Einige Zeit darauf erhielt Monsieur de
Chateaubriand die Nachricht, der Erste Konsul habe ihn zum
Gesandten in der neu gegründeten Republik Wallis ernannt. Bonaparte
hatte begriffen, dass der Verfasser des Geistes des
Christentums zu jenen Menschen zählte, die nur in
herausragender Position zu etwas nütze sind und die man nicht mit
anderen zusammenspannen darf.
Chateaubriand kehrte nach Paris zurück; und
dankbar, dass Bonaparte seine Verdienste gewürdigt hatte, widmete
er ihm die zweite Auflage des Geistes des Christentums.
Diese Widmung habe ich vor mir, und ich schreibe sie ab, denn die
Ausgabe, die sie enthält, scheint mittlerweile recht selten
geworden zu sein:
An den Ersten Konsul, General
Bonaparte.
General,
Sie waren so gnädig, diese zweite Auflage
des Geistes des Christentums mit Ihrem Wohlwollen zu
bedenken. Es ist dies eine neuerliche Bezeigung der Gunst, die Sie
der edlen Sache erweisen, die im Schutz Ihrer Macht triumphiert. In
Ihrem Geschick ist das Walten der Vorsehung nicht zu leugnen, der
Vorsehung, die Sie von Anfang an zur Erfüllung ihrer großen Ziele
ausersehen hatte.
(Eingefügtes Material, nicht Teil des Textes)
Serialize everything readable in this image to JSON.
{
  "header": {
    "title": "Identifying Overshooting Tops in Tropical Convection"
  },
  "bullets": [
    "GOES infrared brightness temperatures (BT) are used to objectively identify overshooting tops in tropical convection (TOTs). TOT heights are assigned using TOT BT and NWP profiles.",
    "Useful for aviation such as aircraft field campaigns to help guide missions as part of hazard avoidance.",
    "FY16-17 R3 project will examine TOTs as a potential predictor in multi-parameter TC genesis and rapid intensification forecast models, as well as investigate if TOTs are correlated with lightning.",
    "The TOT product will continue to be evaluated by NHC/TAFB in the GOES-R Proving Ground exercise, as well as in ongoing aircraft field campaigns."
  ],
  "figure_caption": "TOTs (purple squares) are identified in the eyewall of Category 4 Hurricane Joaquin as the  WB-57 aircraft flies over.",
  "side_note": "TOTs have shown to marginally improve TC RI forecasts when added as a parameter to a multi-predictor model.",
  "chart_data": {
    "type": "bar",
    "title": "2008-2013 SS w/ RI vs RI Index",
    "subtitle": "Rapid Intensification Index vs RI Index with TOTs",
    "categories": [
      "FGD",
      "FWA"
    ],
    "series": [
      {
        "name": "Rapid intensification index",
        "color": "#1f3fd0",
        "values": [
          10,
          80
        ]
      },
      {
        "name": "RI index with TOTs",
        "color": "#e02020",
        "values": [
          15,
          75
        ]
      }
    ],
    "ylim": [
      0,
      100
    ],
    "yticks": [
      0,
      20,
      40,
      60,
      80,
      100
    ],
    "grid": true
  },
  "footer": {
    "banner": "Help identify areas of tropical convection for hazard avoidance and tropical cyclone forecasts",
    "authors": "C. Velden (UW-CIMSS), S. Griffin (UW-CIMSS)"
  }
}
Die Völker blicken auf Sie, und das durch Ihre
Siege gemehrte Frankreich setzt all seine Hoffnung in Sie, seit Sie
die Religion zur Grundlage des Staates und Ihres Gedeihens gemacht
haben.
Reichen Sie auch weiterhin den dreißig Millionen
Christen die Hand, die an den Altären, die Sie ihnen zurückgaben,
für Sie beten.
Mit tiefster Hochachtung verbleibe ich,
General,
Ihr ergebenster und gehorsamster Diener
Ihr ergebenster und gehorsamster Diener
CHATEAUBRIAND
So waren die Beziehungen beschaffen, die zwischen
dem Ersten Konsul und dem Dichter bestanden, als Bonaparte die
Abschiedsaudienz für Monsieur de Chateaubriand, den er zum Minister
im Wallis ernannt hatte, um zwei Stunden verschob, weil er sich
über den Herzog von Enghien beraten wollte.